Nieuwe situatieStaatssecretaris Dijksma wil basisscholen die minder dan 23 leerlingen tellen de mogelijkheid bieden toch te blijven voortbestaan. Scholen kunnen hiertoe een verzoek indienen bij het ministerie van Onderwijs, Cultuur en Wetenschap. Het ministerie beoordeelt vervolgens of de scholen in staat zijn boven de 23 leerlingen uit te stijgen. Een school krijgt vervolgens 3 jaar de tijd om alsnog aan het minimumaantal leerlingen te voldoen. Voorwaarde is wel dat het bestuur waaronder de school valt het gebrek aan leerlingen van deze ene school compenseert met het aantal leerlingen van andere scholen. Staatssecretaris Dijksma houdt de kwaliteit van de zeer kleine scholen goed in de gaten. Er zal daarom verscherpt toezicht plaatsvinden gedurende de termijn van maximaal 3 jaar.

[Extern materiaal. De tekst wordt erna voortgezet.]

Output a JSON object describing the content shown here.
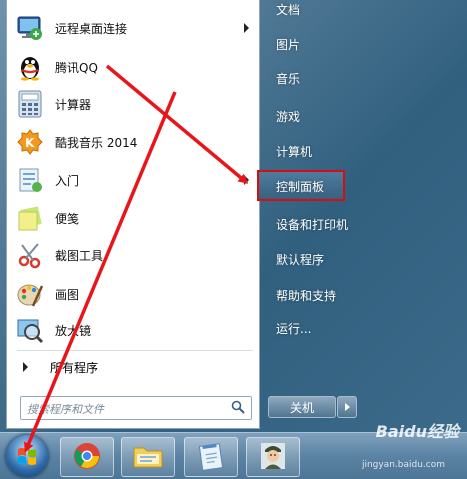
{
  "left_programs": [
    {
      "label": "远程桌面连接",
      "icon": "remote-desktop-icon",
      "submenu": true
    },
    {
      "label": "腾讯QQ",
      "icon": "qq-penguin-icon",
      "submenu": false
    },
    {
      "label": "计算器",
      "icon": "calculator-icon",
      "submenu": false
    },
    {
      "label": "酷我音乐 2014",
      "icon": "kuwo-music-icon",
      "submenu": false
    },
    {
      "label": "入门",
      "icon": "getting-started-icon",
      "submenu": true
    },
    {
      "label": "便笺",
      "icon": "sticky-notes-icon",
      "submenu": false
    },
    {
      "label": "截图工具",
      "icon": "snipping-tool-icon",
      "submenu": false
    },
    {
      "label": "画图",
      "icon": "paint-icon",
      "submenu": false
    },
    {
      "label": "放大镜",
      "icon": "magnifier-icon",
      "submenu": false
    }
  ],
  "all_programs": "所有程序",
  "search": {
    "placeholder": "搜索程序和文件"
  },
  "right_links": [
    "文档",
    "图片",
    "音乐",
    "游戏",
    "计算机",
    "控制面板",
    "设备和打印机",
    "默认程序",
    "帮助和支持",
    "运行..."
  ],
  "highlighted": "控制面板",
  "shutdown": {
    "label": "关机"
  },
  "taskbar": {
    "start_icon": "windows-orb-icon",
    "apps": [
      "chrome-icon",
      "file-explorer-icon",
      "notepad-icon",
      "character-avatar-icon"
    ]
  },
  "watermark": {
    "brand": "Baidu经验",
    "url": "jingyan.baidu.com"
  },
  "colors": {
    "highlight_border": "#d80d12",
    "arrow": "#e8151b"
  }
}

Huidige situatieOp dit moment is de regel dat de bekostiging van een school wordt stopgezet als de school meer dan 3 achtereenvolgende jaren onder de opheffingsnorm zit. De opheffingsnorm is afhankelijk van het aantal leerlingen per vierkante km. Deze norm kan variëren van 23 tot 200 leerlingen. Op die manier wordt voorzien in voldoende scholen in alle regio’s. Scholen die onder de opheffingsnorm komen, kunnen gecompenseerd worden door leerlingen van andere scholen die onder hetzelfde bestuur vallen. Aanvullende eis is dat een school tenminste 23 leerlingen moet hebben. Veel kleine scholen onder de opheffingsnorm worden op die manier in stand gehouden. Zodra een school echter onder de 23 leerlingen zakt, wordt deze met ingang van het volgende schooljaar opgeheven. Vooral voor scholen die meer leerlingen in het vooruitzicht hebben, bijvoorbeeld vanwege de aanbouw van een nieuwe wijk, heeft de huidige situatie nadelige gevolgen. Naar verwachting treedt het nieuwe systeem per augustus 2010 in werking.